37.Each party assures the other that the person who signs the mandate agreement and / or the service description on their behalf is authorized to contractually bind the respective party.
38.You warrant that your affiliates or other parties for whom the services are provided are bound by the terms of the mandate agreement and the service description.
39. You hereby agree that we may act for other clients - including your competitors.
40. An assignment of the rights, obligations or claims from the mandate agreement is not permitted.
41.If one or more provisions of the mandate agreement should be partially or completely ineffective, void or otherwise impracticable, this does not affect the effectiveness of the remaining provisions.
42. In the event of contradictions or ambiguities between the provisions of the mandate agreement, the following order of priority applies (unless expressly agreed otherwise): (a) the cover letter, (b) the corresponding service description of the mandate agreement, (c) declaration of consent, (d) these general terms and conditions and (e) the other annexes to the mandate agreement.

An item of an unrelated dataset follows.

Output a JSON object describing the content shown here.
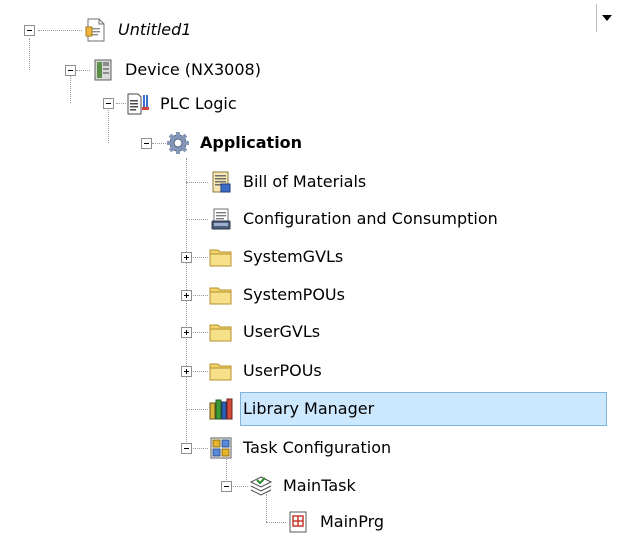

43. Neither party is entitled to use or refer to the other party's name, logo or brand without their prior consent.
44.If we receive your prior consent through the attached declaration of consent, we may publicly name your company name in connection with the services provided or in another way as our client.
45.Our subcontractors, shareholders, management members, partners or employees are entitled to comply with the restrictions set out in no. 14 to 17 and the provisions of para. 18, 22, 23 and 38.